Before the description of Asterotrygon, Heliobatis was the only known stingray in the Green River Formation. American paleontologist Othniel Charles Marsh named Heliobatis radians in 1877, and Xiphotrygon acutidens and Palaeodasybatis discus were subsequently named from the formation in 1879 and 1947, respectively. These stingrays were later synonymized with Heliobatis.

In 1980, a Green River fossil called AMNH P 11557 was described that included a female stingray and two smaller individuals thought to be aborted fetuses. A second specimen called FMNH PF 15166 included a female and a fetus that was still in an embryo within the animal. The genus Asterotrygon was erected in 2004 along with the type species A. maloneyi, and FMNH PF 15166 was designated the holotype specimen. AMNH P 11557 and many other complete fossils were also referred to A. maloneyi. Hundreds of fossils of Heliobatis have been found, while Asterotrygon is represented by a few dozen specimens. Asterotrygon means "star stingray" from the Greek asteros ("star") and trygon ("stingray") after the star-like shape of the base of each denticle. The type species A. maloneyi was named after Thomas and Hilda Maloney, who donated the paratype specimen AMNH P 11557 to the American Museum of Natural History.

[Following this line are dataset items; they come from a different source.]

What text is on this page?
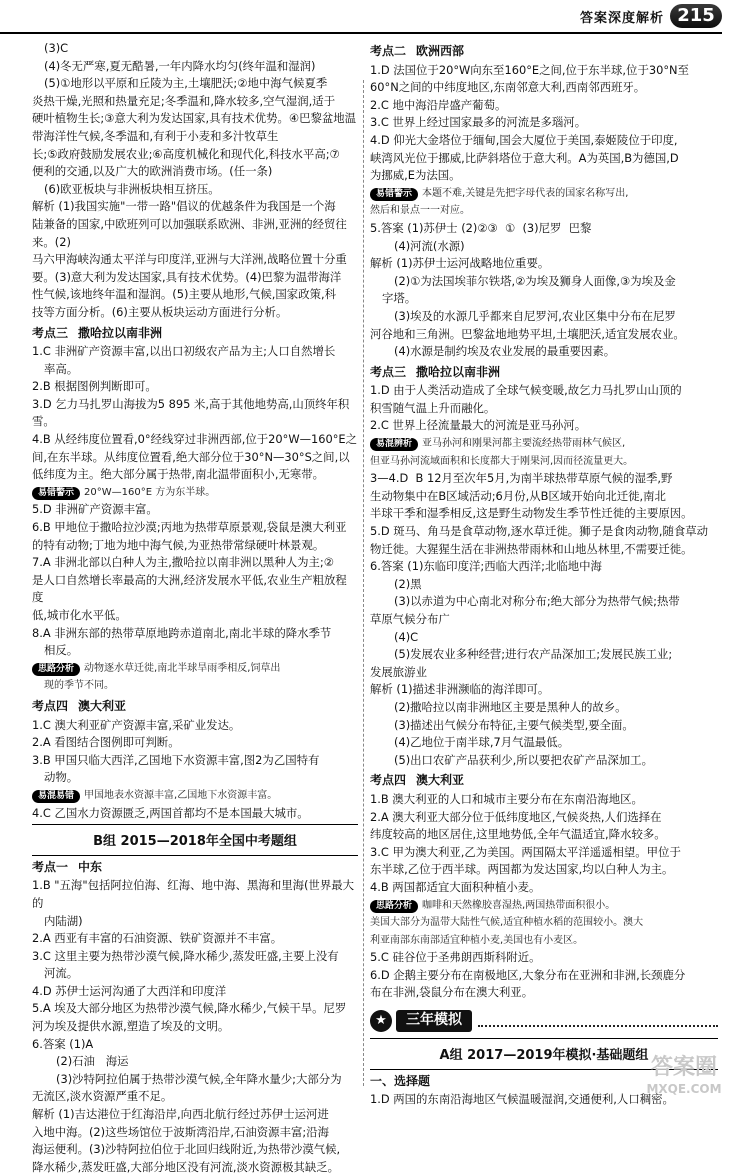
答案深度解析 215
(3)C
(4)冬无严寒,夏无酷暑,一年内降水均匀(终年温和湿润)
(5)①地形以平原和丘陵为主,土壤肥沃;②地中海气候夏季
炎热干燥,光照和热量充足;冬季温和,降水较多,空气湿润,适于
硬叶植物生长;③意大利为发达国家,具有技术优势。④巴黎盆地温带海洋性气候,冬季温和,有利于小麦和多汁牧草生
长;⑤政府鼓励发展农业;⑥高度机械化和现代化,科技水平高;⑦
便利的交通,以及广大的欧洲消费市场。(任一条)
(6)欧亚板块与非洲板块相互挤压。
解析 (1)我国实施"一带一路"倡议的优越条件为我国是一个海
陆兼备的国家,中欧班列可以加强联系欧洲、非洲,亚洲的经贸往来。(2)
马六甲海峡沟通太平洋与印度洋,亚洲与大洋洲,战略位置十分重
要。(3)意大利为发达国家,具有技术优势。(4)巴黎为温带海洋
性气候,该地终年温和湿润。(5)主要从地形,气候,国家政策,科
技等方面分析。(6)主要从板块运动方面进行分析。
考点三 撒哈拉以南非洲
1.C 非洲矿产资源丰富,以出口初级农产品为主;人口自然增长
率高。
2.B 根据图例判断即可。
3.D 乞力马扎罗山海拔为5 895 米,高于其他地势高,山顶终年积雪。
4.B 从经纬度位置看,0°经线穿过非洲西部,位于20°W—160°E之
间,在东半球。从纬度位置看,绝大部分位于30°N—30°S之间,以
低纬度为主。绝大部分属于热带,南北温带面积小,无寒带。
易错警示 20°W—160°E 方为东半球。
5.D 非洲矿产资源丰富。
6.B 甲地位于撒哈拉沙漠;丙地为热带草原景观,袋鼠是澳大利亚
的特有动物;丁地为地中海气候,为亚热带常绿硬叶林景观。
7.A 非洲北部以白种人为主,撒哈拉以南非洲以黑种人为主;②
是人口自然增长率最高的大洲,经济发展水平低,农业生产粗放程度
低,城市化水平低。
8.A 非洲东部的热带草原地跨赤道南北,南北半球的降水季节
相反。
思路分析 动物逐水草迁徙,南北半球旱雨季相反,饲草出
现的季节不同。
考点四 澳大利亚
1.C 澳大利亚矿产资源丰富,采矿业发达。
2.A 看图结合图例即可判断。
3.B 甲国只临大西洋,乙国地下水资源丰富,图2为乙国特有
动物。
易混易错 甲国地表水资源丰富,乙国地下水资源丰富。
4.C 乙国水力资源匮乏,两国首都均不是本国最大城市。
B组 2015—2018年全国中考题组
考点一 中东
1.B "五海"包括阿拉伯海、红海、地中海、黑海和里海(世界最大的
内陆湖)
2.A 西亚有丰富的石油资源、铁矿资源并不丰富。
3.C 这里主要为热带沙漠气候,降水稀少,蒸发旺盛,主要上没有
河流。
4.D 苏伊士运河沟通了大西洋和印度洋
5.A 埃及大部分地区为热带沙漠气候,降水稀少,气候干旱。尼罗
河为埃及提供水源,塑造了埃及的文明。
6.答案 (1)A
(2)石油   海运
(3)沙特阿拉伯属于热带沙漠气候,全年降水量少;大部分为
无流区,淡水资源严重不足。
解析 (1)吉达港位于红海沿岸,向西北航行经过苏伊士运河进
入地中海。(2)这些场馆位于波斯湾沿岸,石油资源丰富;沿海
海运便利。(3)沙特阿拉伯位于北回归线附近,为热带沙漠气候,
降水稀少,蒸发旺盛,大部分地区没有河流,淡水资源极其缺乏。
考点二 欧洲西部
1.D 法国位于20°W向东至160°E之间,位于东半球,位于30°N至
60°N之间的中纬度地区,东南邻意大利,西南邻西班牙。
2.C 地中海沿岸盛产葡萄。
3.C 世界上经过国家最多的河流是多瑙河。
4.D 仰光大金塔位于缅甸,国会大厦位于美国,泰姬陵位于印度,
峡湾风光位于挪威,比萨斜塔位于意大利。A为英国,B为德国,D
为挪威,E为法国。
易错警示 本题不难,关键是先把字母代表的国家名称写出,
然后和景点一一对应。
5.答案 (1)苏伊士 (2)②③  ①  (3)尼罗  巴黎
(4)河流(水源)
解析 (1)苏伊士运河战略地位重要。
(2)①为法国埃菲尔铁塔,②为埃及狮身人面像,③为埃及金
字塔。
(3)埃及的水源几乎都来自尼罗河,农业区集中分布在尼罗
河谷地和三角洲。巴黎盆地地势平坦,土壤肥沃,适宜发展农业。
(4)水源是制约埃及农业发展的最重要因素。
考点三 撒哈拉以南非洲
1.D 由于人类活动造成了全球气候变暖,故乞力马扎罗山山顶的
积雪随气温上升而融化。
2.C 世界上径流量最大的河流是亚马孙河。
易混辨析 亚马孙河和刚果河都主要流经热带雨林气候区,
但亚马孙河流域面积和长度都大于刚果河,因而径流量更大。
3—4.D  B 12月至次年5月,为南半球热带草原气候的湿季,野
生动物集中在B区域活动;6月份,从B区域开始向北迁徙,南北
半球干季和湿季相反,这是野生动物发生季节性迁徙的主要原因。
5.D 斑马、角马是食草动物,逐水草迁徙。狮子是食肉动物,随食草动
物迁徙。大猩猩生活在非洲热带雨林和山地丛林里,不需要迁徙。
6.答案 (1)东临印度洋;西临大西洋;北临地中海
(2)黑
(3)以赤道为中心南北对称分布;绝大部分为热带气候;热带
草原气候分布广
(4)C
(5)发展农业多种经营;进行农产品深加工;发展民族工业;
发展旅游业
解析 (1)描述非洲濒临的海洋即可。
(2)撒哈拉以南非洲地区主要是黑种人的故乡。
(3)描述出气候分布特征,主要气候类型,要全面。
(4)乙地位于南半球,7月气温最低。
(5)出口农矿产品获利少,所以要把农矿产品深加工。
考点四 澳大利亚
1.B 澳大利亚的人口和城市主要分布在东南沿海地区。
2.A 澳大利亚大部分位于低纬度地区,气候炎热,人们选择在
纬度较高的地区居住,这里地势低,全年气温适宜,降水较多。
3.C 甲为澳大利亚,乙为美国。两国隔太平洋遥遥相望。甲位于
东半球,乙位于西半球。两国都为发达国家,均以白种人为主。
4.B 两国都适宜大面积种植小麦。
思路分析 咖啡和天然橡胶喜湿热,两国热带面积很小。
美国大部分为温带大陆性气候,适宜种植水稻的范围较小。澳大
利亚南部东南部适宜种植小麦,美国也有小麦区。
5.C 硅谷位于圣弗朗西斯科附近。
6.D 企鹅主要分布在南极地区,大象分布在亚洲和非洲,长颈鹿分
布在非洲,袋鼠分布在澳大利亚。
★	三年模拟
A组 2017—2019年模拟·基础题组
一、选择题
1.D 两国的东南沿海地区气候温暖湿润,交通便利,人口稠密。
答案圈
MXQE.COM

Although Asterotrygon is not the earliest stingray (they were present as early as the Early Cretaceous, it is one of the most well-preserved of the early forms. Most earlier stingrays are known only from small teeth, dermal denticles, or stingers, but not entire bodies.

==Classification==
Asterotrygon is classified as basal stingray within Myliobatoidei. Only Hexatrygon, the living Sixgill stingray, is more basal. Despite living alongside each other, Asterotrygon and Heliobatis are not closely related. Neither are classified in any living family of stingrays, although a 2004 phylogenetic analysis found Heliobatis to be closely related to a clade including river stingrays and whiptail stingrays. Asterotrygon is more closely related to Urolophidae, the stingarees, and Plesiobatis, the Deepwater stingray. Both types are from the Indo-Pacific. Below is a cladogram showing the phylogenetic relationships of Asterotrygon from Carvalho et al. (2004):

==Paleobiology==
Asterotrygon is closely related to Pacific stingrays. Its ancestors probably originated in the western Pacific or Indo-Pacific. In contrast, the contemporaneous Heliobatis probably evolved from stingrays that were already present in the Americas. Because the two genera are not closely related, their ancestors probably colonized the Green River Formation lakes in two separate but closely timed events. Neither Asterotrygon nor Heliobatis are known outside the Green River Formation, so they probably evolved within the lakes.

Asterotrygon and other organisms from the Green River Formation lived in subtropical lakes in a mountainous region. These lakes existed for a very long time, some up to 15 million years. The oldest modern lakes have existed for only a few million years, and the vast majority only a few thousand. Three major lakes are known: Fossil Lake, Lake Gosiute, and Lake Uinta. Although it was the shortest-lived, Fossil Lake preserved the most fossils, including all stingray fossils. Fossil Lake is one of two areas that preserve complete stingray fossils; the other, the Monte Bolca Formation in Italy, preserves stingrays that lived in a marine lagoon behind a coral reef. Monte Bolca preserves a greater diversity of rays, including guitarfishes and electric rays. More rays may have lived in Monte Bolca because it was a marine environment; today, most stingrays live in the ocean and only a few live in fresh water.

Fossil Lake was a freshwater lake in a semitropical environment. The modern Gulf Coast and southern Atlantic regions of the United States have been used as modern analogues to the environment. Asterotrygon is found in two types of deposits. One group of fossil localities is called F-1 or the "18-inch layer" and includes limestone that was deposited in the middle of fossil lake over a few hundred years. These sediments were thought to have formed in a deep area where the lake bottom was anoxic. The F-2 layer is thicker, up to 4 m, and was deposited over a longer period of time, possibly several thousand years. F-2 limestone was deposited closer to the north and southeastern shorelines of the lake where the water was richer in dissolved oxygen and organic material.